Часть 51 из 70 В начало
Для доступа к библиотеке пройдите авторизацию
— Ну, идем?
— Вы себе как хотите, а я здесь посижу. Или полежу, ночью спать надо, а не по лесам бегать в поисках приключений на… Ну, вы поняли. — Салаватов зевнул. — Мазь от комаров захватите.
Мне почудилось, или он и в самом деле улыбался. А в глазах ни намека на усталость. Врун.
Прогулка же получилась замечательной! Великолепной! Романтичной. Небо чистое, ясное, как личико младенца, тонюсенький месяц свысока смотрит на землю, а звезд столько, что и не сосчитать. Марек же говорил, говорил и говорил. Рассказывал о маме, о себе, о работе. Он был тактичен, мой названный брат, ни одного неудобного вопроса, на который мне не хотелось бы отвечать, ни одного намека, ни одного упрека.
— Это место напоминает мне сад возле бабушкиного дома, — Марек присел на поваленный ствол, нимало не беспокоясь о чистоте брюк, — где я когда-то играл в Робин Гуда и храброго исследователя джунглей. Смешно вспоминать, какими неуклюжими мы были в детстве.
— Да. — Согласилась я, хорошо, что он не знает, насколько неуклюжей была я.
— Мы приезжали сюда, даже когда земля еще не принадлежала нам. Отцу хотелось сделать приятное маме, он очень сильно любил ее, вот и раскопал про остров, про то, что здесь когда-то находилось поместье князей Камушевских, и пообещал выстроить новый дом. И выстроил, правда, собственными глазами увидеть не смог, умер за месяц до окончания строительства.
— Мне очень жаль.
— Зато, всякий раз, возвращаясь сюда, я словно возвращаюсь в свое детство… тот, бабушкин сад, уже не существует, зато есть остров, а, значит, воспоминания не утрачены. Детство — самая чудесная пора, неправда ли?

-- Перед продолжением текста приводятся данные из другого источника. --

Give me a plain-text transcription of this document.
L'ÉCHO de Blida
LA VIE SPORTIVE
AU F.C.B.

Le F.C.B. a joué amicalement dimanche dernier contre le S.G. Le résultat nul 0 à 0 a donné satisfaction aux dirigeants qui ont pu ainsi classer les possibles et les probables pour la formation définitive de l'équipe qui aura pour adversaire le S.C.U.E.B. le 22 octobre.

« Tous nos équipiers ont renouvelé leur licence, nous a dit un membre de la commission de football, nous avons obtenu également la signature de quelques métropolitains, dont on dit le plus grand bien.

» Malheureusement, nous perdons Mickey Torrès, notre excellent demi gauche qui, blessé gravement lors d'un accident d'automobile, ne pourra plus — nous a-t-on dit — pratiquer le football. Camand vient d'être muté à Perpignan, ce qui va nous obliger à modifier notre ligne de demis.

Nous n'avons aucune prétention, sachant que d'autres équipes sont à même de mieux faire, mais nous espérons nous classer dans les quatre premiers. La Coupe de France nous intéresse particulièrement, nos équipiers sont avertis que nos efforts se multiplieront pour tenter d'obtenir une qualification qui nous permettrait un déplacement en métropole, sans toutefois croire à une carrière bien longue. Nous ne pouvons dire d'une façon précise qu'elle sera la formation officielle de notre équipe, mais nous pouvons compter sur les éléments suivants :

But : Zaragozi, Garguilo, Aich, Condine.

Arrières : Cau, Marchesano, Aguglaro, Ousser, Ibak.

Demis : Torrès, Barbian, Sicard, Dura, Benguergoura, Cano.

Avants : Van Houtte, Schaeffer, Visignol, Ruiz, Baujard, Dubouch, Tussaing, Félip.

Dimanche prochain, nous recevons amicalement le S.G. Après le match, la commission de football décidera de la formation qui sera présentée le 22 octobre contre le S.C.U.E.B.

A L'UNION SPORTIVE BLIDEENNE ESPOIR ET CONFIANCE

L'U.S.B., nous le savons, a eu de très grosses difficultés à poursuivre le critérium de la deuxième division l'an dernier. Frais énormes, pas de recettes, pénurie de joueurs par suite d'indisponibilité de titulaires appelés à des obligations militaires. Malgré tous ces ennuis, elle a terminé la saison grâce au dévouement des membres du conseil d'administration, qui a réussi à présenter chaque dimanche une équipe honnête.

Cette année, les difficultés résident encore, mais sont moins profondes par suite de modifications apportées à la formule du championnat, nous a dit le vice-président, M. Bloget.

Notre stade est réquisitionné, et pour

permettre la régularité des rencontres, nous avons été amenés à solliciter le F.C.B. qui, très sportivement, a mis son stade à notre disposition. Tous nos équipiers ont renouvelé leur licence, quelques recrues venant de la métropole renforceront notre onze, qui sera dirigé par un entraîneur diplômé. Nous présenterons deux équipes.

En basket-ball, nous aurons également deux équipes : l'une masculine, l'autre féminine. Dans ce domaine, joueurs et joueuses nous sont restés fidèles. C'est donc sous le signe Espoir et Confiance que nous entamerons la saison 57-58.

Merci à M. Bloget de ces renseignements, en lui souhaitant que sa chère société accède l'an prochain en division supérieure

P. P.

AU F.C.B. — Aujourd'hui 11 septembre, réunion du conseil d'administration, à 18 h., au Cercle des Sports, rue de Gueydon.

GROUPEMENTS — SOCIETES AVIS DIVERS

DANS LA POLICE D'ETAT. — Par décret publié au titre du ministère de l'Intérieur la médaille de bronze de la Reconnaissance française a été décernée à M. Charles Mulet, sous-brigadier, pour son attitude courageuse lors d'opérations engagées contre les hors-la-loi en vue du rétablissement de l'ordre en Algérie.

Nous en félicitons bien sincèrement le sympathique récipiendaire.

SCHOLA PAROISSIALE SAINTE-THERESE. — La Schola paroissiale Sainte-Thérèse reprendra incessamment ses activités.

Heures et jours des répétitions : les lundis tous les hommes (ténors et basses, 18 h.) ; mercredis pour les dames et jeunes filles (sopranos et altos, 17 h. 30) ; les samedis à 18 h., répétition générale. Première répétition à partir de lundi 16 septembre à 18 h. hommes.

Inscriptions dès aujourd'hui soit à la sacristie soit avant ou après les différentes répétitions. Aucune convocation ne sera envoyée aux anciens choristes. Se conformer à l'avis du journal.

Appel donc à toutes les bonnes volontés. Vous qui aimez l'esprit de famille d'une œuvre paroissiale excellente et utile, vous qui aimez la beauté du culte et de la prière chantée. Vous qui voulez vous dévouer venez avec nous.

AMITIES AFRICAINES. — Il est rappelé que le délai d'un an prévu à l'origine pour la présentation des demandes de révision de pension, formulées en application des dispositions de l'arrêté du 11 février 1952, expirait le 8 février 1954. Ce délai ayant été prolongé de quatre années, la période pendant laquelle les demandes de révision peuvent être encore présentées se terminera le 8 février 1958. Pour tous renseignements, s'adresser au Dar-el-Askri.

Я промычала что-то неразборчивое. Конечно, для Марека детство — чудесная пора, предполагаю, что он и раньше был красавчиком, этаким ангелочком, при виде которого руки сами тянуться, чтобы погладить крошку. Тетеньки ахают, дяденьки смущенно хмыкают в усы, воспитатели в детском саду ставят в пример другим, учителя прощают все. Мареку повезло. От собственного детства у меня остался горький привкус крови во рту: имелась у меня такая дурная привычка, при малейшем волнении прикусывать губу до крови. А волновалась я часто. Помню, однажды, на Новый год, мне сшили наряд Снежинки. Красивое платье из белоснежного тюля, расшитое серебряными бусинками и перьями. К платью прилагалась корона из дождика и туфли на самом настоящем каблуке, которые отец привез из-за границы. Лара уложила волосы и даже позволила накрасить губы своей помадой. Я казалась себе самой красивой снежинкой на елке, казалась до тех пор, пока не услышала, как одна учительница говорит другой: «Какие разные девочки. Ларочка — красавица, а Ника… Ее и нарядное платье не спасет». В классе меня не любили: уродина к тому же тупая и тихая, такой не грех и книжкой по башке зарядить. К своему уродству я привыкла, как привыкают маленькой зарплате, вечно тесным туфлям или осенней непогоде, и на одиночество не жаловалась. Постепенно я даже научилась получать удовольствие от одиночества. С самой собой гораздо интереснее, чем с Анькой из параллельного класса, или прыщавым хулиганом Петькой, или… список бесконечен.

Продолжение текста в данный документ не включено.